John Cyril Cranko (15 August 1927 – 26 June 1973) was a South African born ballet dancer and choreographer with the Royal Ballet) and the Stuttgart Ballet.

Cranko was born in Rustenburg in the former province of Transvaal, South Africa. As a child, he would put on puppet shows as a creative outlet. Cranko received his early ballet training in Cape Town under the leading South African ballet teacher and director, Dulcie Howes, of the University of Cape Town Ballet School. In 1945 he choreographed his first work (using Stravinsky's Suite from The Soldier's Tale) for the Cape Town Ballet Club. He then moved to London, studying with the Sadler's Wells Ballet School in 1946 and dancing his first role with the Sadler's Wells Ballet in November 1947.

Cranko collaborated with the designer John Piper on Sea Change, performed at the Gaiety Theatre, Dublin in July 1949. They collaborated again for Sadler's Wells Ballet on The Shadow, which opened on 3 March 1953. This period marked a transition in Cranko's career from dancer to full-time choreographer, with his last performance for the Sadler's Wells Ballet taking place in April 1950. At 23 years old, he was appointed as resident choreographer for Sadler's Wells Theatre Ballet's 1950–51 season.

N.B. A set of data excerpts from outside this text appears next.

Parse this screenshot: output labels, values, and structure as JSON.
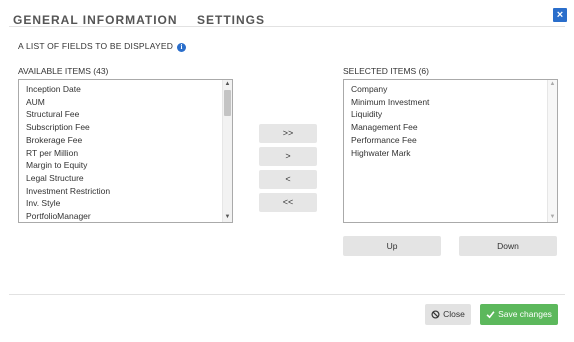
{
  "tabs": [
    {
      "label": "GENERAL INFORMATION"
    },
    {
      "label": "SETTINGS"
    }
  ],
  "close_x": "×",
  "list_title": "A LIST OF FIELDS TO BE DISPLAYED",
  "info_glyph": "i",
  "available": {
    "label": "AVAILABLE ITEMS (43)",
    "items": [
      "Inception Date",
      "AUM",
      "Structural Fee",
      "Subscription Fee",
      "Brokerage Fee",
      "RT per Million",
      "Margin to Equity",
      "Legal Structure",
      "Investment Restriction",
      "Inv. Style",
      "PortfolioManager"
    ],
    "scroll_position": 0
  },
  "selected": {
    "label": "SELECTED ITEMS (6)",
    "items": [
      "Company",
      "Minimum Investment",
      "Liquidity",
      "Management Fee",
      "Performance Fee",
      "Highwater Mark"
    ]
  },
  "move_buttons": {
    "add_all": ">>",
    "add": ">",
    "remove": "<",
    "remove_all": "<<"
  },
  "order_buttons": {
    "up": "Up",
    "down": "Down"
  },
  "footer": {
    "close_label": "Close",
    "save_label": "Save changes"
  },
  "colors": {
    "accent": "#2a6ecb",
    "save": "#5cb85c"
  }
}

For the company's Festival of Britain season in 1951 Cranko choreographed the comic ballet Pineapple Poll, to the music of Arthur Sullivan (newly out of copyright) arranged by the conductor Charles Mackerras. Another collaboration with Mackerras followed in 1954 with The Lady and the Fool, to music by Verdi. In January 1954 Sadler's Wells Ballet announced that Cranko was collaborating with Benjamin Britten to create a ballet. Cranko devised a draft scenario for a work he originally called The Green Serpent, fusing elements drawn from King Lear, Beauty and the Beast (a story he had choreographed for Sadler's Wells in 1948) and the oriental tale published by Madame d'Aulnoy as Serpentin Vert. Creating a list of dances, simply describing the action and giving a total timing for each, he passed this to Britten and left him to compose what eventually became The Prince of the Pagodas.